Evaluation of flavonoids as agents to inhibit breast cancer

Abstract

Flavonoids (flavones and isoflavones) are abundant in plants and are known to be associated with the reduced risk of many chronic diseases. We screened 8 flavonoids for their ability to induce cell death in 4 breast cancer cell lines. These cell lines were selected based upon different phenotypes for signaling pathways to elucidate if certain pathways were required. Apigenin, chrysin, daidzein, genistein, kaempferol, luteolin, naringenin, and quercetin were screened at different concentrations and incubation times in MDAMB231, SKBr3, MCF7, BT‐474, and ZR75 cells. CellTiter‐Glo and trypan blue exclusion assays were performed at least three times to measure cell viability. Statistical data analysis was conducted for CellTiter‐using a four‐factor ANOVA model for drug, cell line, drug concentration, and time. F‐tests followed by Tukey's multiple comparison procedure were used to find statistically significant differences in cell death. All flavonoids were capable of inducing cell death.
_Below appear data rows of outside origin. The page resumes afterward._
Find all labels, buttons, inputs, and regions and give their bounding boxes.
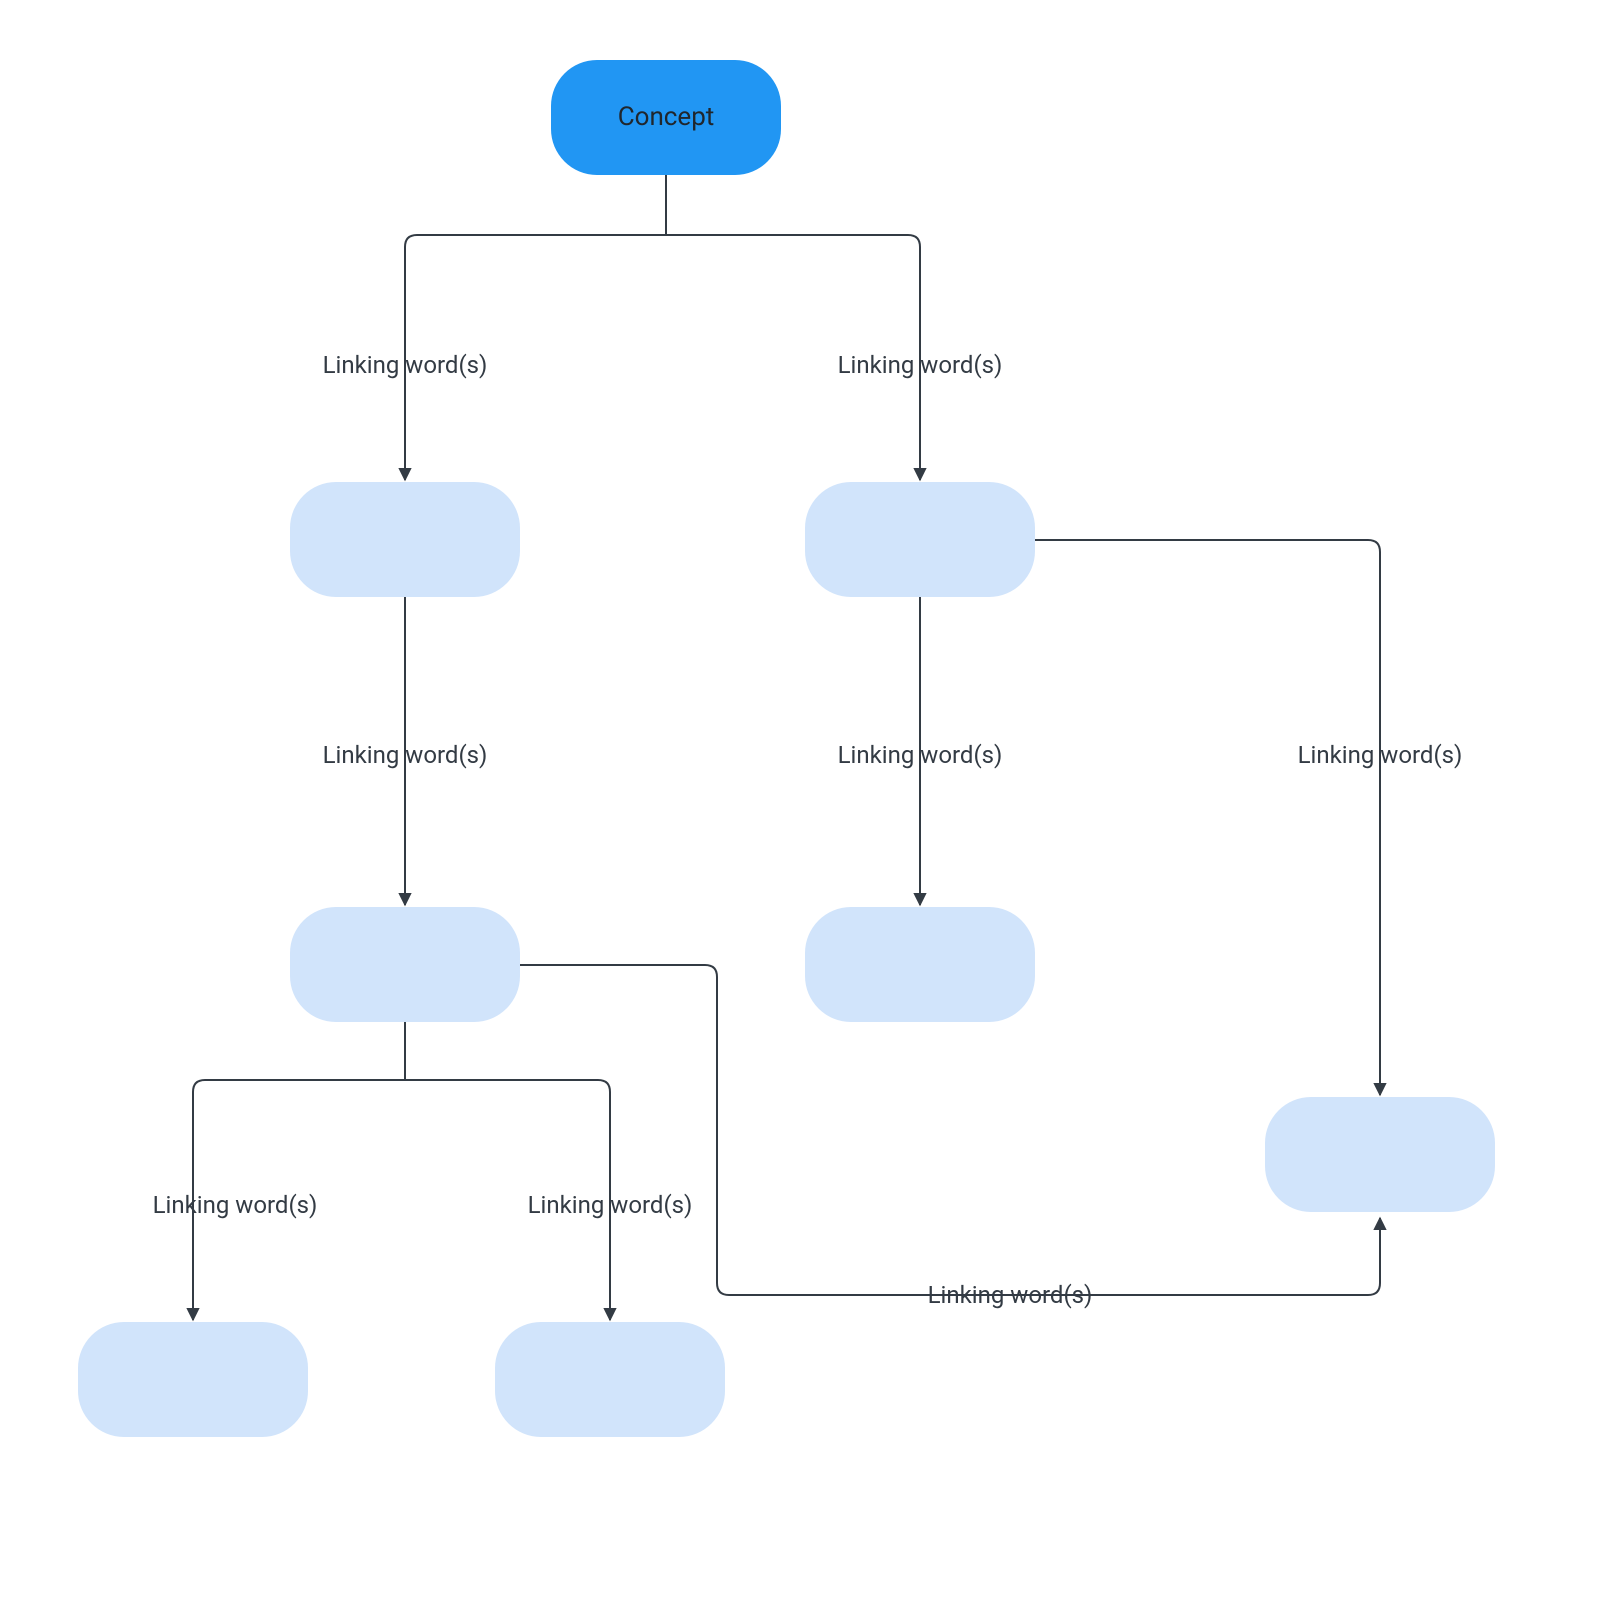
- edge-label-root-right: Linking word(s): [838, 351, 1003, 379]
- node-right1[interactable]: [805, 482, 1035, 597]
- edge-label-left1-left2: Linking word(s): [323, 741, 488, 769]
- edge-label-right1-far: Linking word(s): [1298, 741, 1463, 769]
- edge-label-right1-right2: Linking word(s): [838, 741, 1003, 769]
- edge-label-left2-botM: Linking word(s): [528, 1191, 693, 1219]
- node-right2[interactable]: [805, 907, 1035, 1022]
- node-far-right[interactable]: [1265, 1097, 1495, 1212]
- edge-label-root-left: Linking word(s): [323, 351, 488, 379]
- edge-right1-far: [1035, 540, 1380, 1095]
- node-left2[interactable]: [290, 907, 520, 1022]
- node-root-label: Concept: [618, 102, 715, 132]
- node-root[interactable]: Concept: [551, 60, 781, 175]
- edge-label-left2-far: Linking word(s): [928, 1281, 1093, 1309]
- node-bottom-middle[interactable]: [495, 1322, 725, 1437]
- edge-label-left2-botL: Linking word(s): [153, 1191, 318, 1219]
- node-bottom-left[interactable]: [78, 1322, 308, 1437]
- node-left1[interactable]: [290, 482, 520, 597]
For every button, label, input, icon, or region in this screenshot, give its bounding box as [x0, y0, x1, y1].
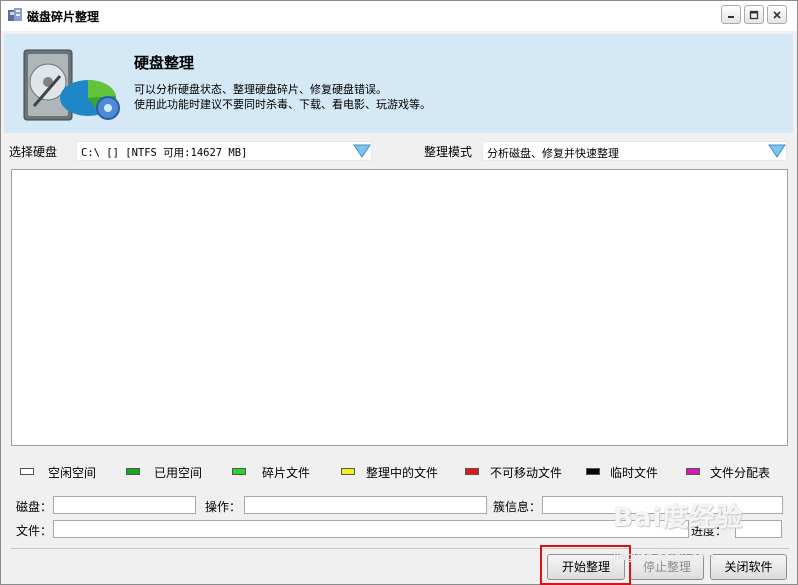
maximize-button[interactable]: [744, 5, 764, 24]
legend-label: 文件分配表: [710, 466, 771, 480]
minimize-icon: [728, 15, 734, 18]
header-desc-line2: 使用此功能时建议不要同时杀毒、下载、看电影、玩游戏等。: [134, 98, 431, 111]
mode-select-label: 整理模式: [424, 145, 473, 159]
disk-info-label: 磁盘：: [16, 500, 53, 514]
file-label: 文件：: [16, 524, 53, 538]
close-app-button[interactable]: 关闭软件: [710, 554, 787, 580]
maximize-icon: [749, 10, 759, 19]
legend-label: 碎片文件: [262, 466, 311, 480]
cluster-info-label: 簇信息：: [493, 500, 542, 514]
swatch-defragging: [341, 468, 355, 475]
mode-select-value: 分析磁盘、修复并快速整理: [487, 147, 619, 160]
swatch-used: [126, 468, 140, 475]
swatch-fragment: [232, 468, 246, 475]
disk-select[interactable]: C:\ [] [NTFS 可用:14627 MB]: [76, 141, 372, 161]
swatch-free: [20, 468, 34, 475]
title-bar: 磁盘碎片整理: [1, 1, 797, 31]
app-icon: [8, 8, 22, 21]
legend-label: 整理中的文件: [366, 466, 439, 480]
disk-info-field: [53, 496, 196, 514]
file-field: [53, 520, 689, 538]
legend-label: 临时文件: [610, 466, 659, 480]
legend-label: 空闲空间: [48, 466, 97, 480]
legend-label: 已用空间: [154, 466, 203, 480]
swatch-fat: [686, 468, 700, 475]
header-description: 可以分析硬盘状态、整理硬盘碎片、修复硬盘错误。 使用此功能时建议不要同时杀毒、下…: [134, 82, 431, 112]
baidu-watermark: Bai度经验: [613, 503, 744, 533]
disk-map-area: [11, 169, 788, 446]
disk-select-label: 选择硬盘: [9, 145, 58, 159]
defrag-window: 磁盘碎片整理 硬盘整理 可以分析硬盘状态、整理硬盘碎片、修复硬盘错误。 使用此功: [0, 0, 798, 585]
dropdown-arrow-icon[interactable]: [353, 143, 371, 159]
disk-select-value: C:\ [] [NTFS 可用:14627 MB]: [81, 147, 248, 159]
close-icon: [773, 10, 781, 19]
mode-select[interactable]: 分析磁盘、修复并快速整理: [482, 141, 787, 161]
dropdown-arrow-icon[interactable]: [768, 143, 786, 159]
divider: [11, 548, 789, 549]
window-title: 磁盘碎片整理: [27, 10, 100, 24]
minimize-button[interactable]: [721, 5, 741, 24]
baidu-watermark-url: jingyan.baidu.com: [613, 550, 715, 563]
operation-field: [244, 496, 487, 514]
legend-label: 不可移动文件: [490, 466, 563, 480]
header-title: 硬盘整理: [134, 54, 195, 72]
header-desc-line1: 可以分析硬盘状态、整理硬盘碎片、修复硬盘错误。: [134, 83, 387, 96]
disk-defrag-logo-icon: [23, 49, 120, 121]
operation-label: 操作：: [205, 500, 242, 514]
close-window-button[interactable]: [767, 5, 787, 24]
header-banner: 硬盘整理 可以分析硬盘状态、整理硬盘碎片、修复硬盘错误。 使用此功能时建议不要同…: [4, 34, 793, 133]
swatch-unmovable: [465, 468, 479, 475]
swatch-temp: [586, 468, 600, 475]
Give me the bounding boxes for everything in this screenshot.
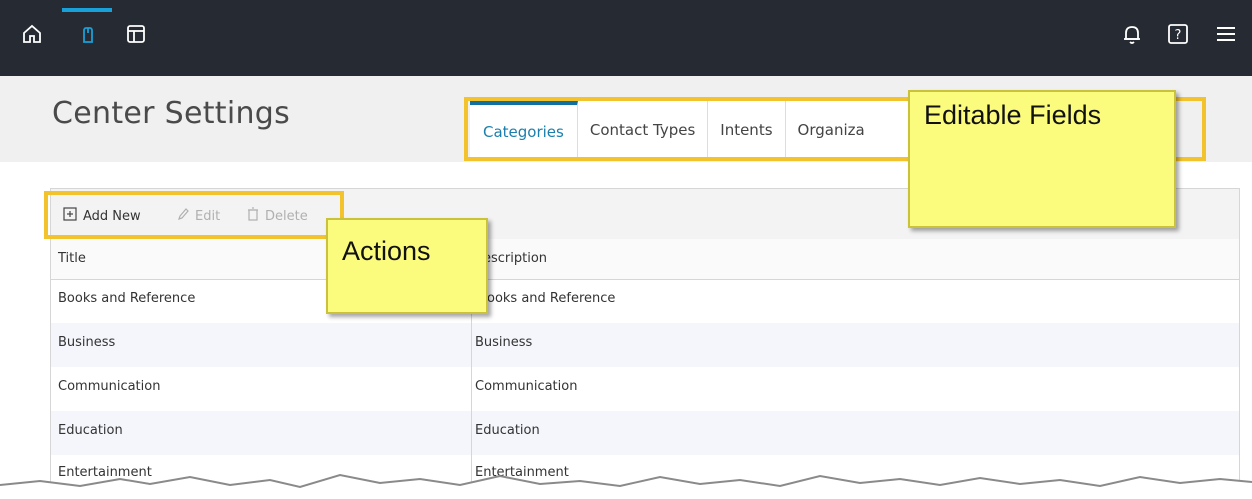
table-header: Title escription bbox=[51, 239, 1239, 280]
row-description: Education bbox=[475, 423, 540, 438]
column-description-header[interactable]: escription bbox=[483, 251, 547, 266]
hand-icon[interactable] bbox=[76, 22, 100, 46]
actions-highlight bbox=[44, 191, 344, 239]
page-title: Center Settings bbox=[52, 96, 291, 131]
table-row[interactable]: Books and Reference ooks and Reference bbox=[51, 279, 1239, 323]
bell-icon[interactable] bbox=[1120, 22, 1144, 46]
menu-icon[interactable] bbox=[1214, 22, 1238, 46]
row-description: ooks and Reference bbox=[487, 291, 616, 306]
layout-icon[interactable] bbox=[124, 22, 148, 46]
active-nav-indicator bbox=[62, 8, 112, 12]
table-row[interactable]: Communication Communication bbox=[51, 367, 1239, 411]
help-label: ? bbox=[1175, 28, 1182, 43]
row-description: Business bbox=[475, 335, 533, 350]
table-row[interactable]: Education Education bbox=[51, 411, 1239, 455]
row-title: Education bbox=[58, 423, 123, 438]
row-title: Communication bbox=[58, 379, 161, 394]
editable-fields-note: Editable Fields bbox=[908, 90, 1176, 228]
actions-note: Actions bbox=[326, 218, 488, 314]
row-title: Business bbox=[58, 335, 116, 350]
home-icon[interactable] bbox=[20, 22, 44, 46]
row-title: Books and Reference bbox=[58, 291, 196, 306]
top-navigation-bar: ? bbox=[0, 0, 1252, 76]
row-description: Communication bbox=[475, 379, 578, 394]
table-row[interactable]: Business Business bbox=[51, 323, 1239, 367]
column-title-header[interactable]: Title bbox=[58, 251, 86, 266]
help-icon[interactable]: ? bbox=[1166, 22, 1190, 46]
torn-edge bbox=[0, 473, 1252, 499]
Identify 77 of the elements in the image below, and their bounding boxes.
The strongest cell death occurred in all cell lines with apigenin or luteolin. Kaempferol and chrysin induced cell death but only at the highest concentrations used. Daidzein, genestein, naringenin, and quercetin killed cell lines very weakly. Our results suggest only certain flavonoids are capable of significant cell death across a variety of breast cancer cell lines. Support of research was through NSF‐REU Program at SJSU.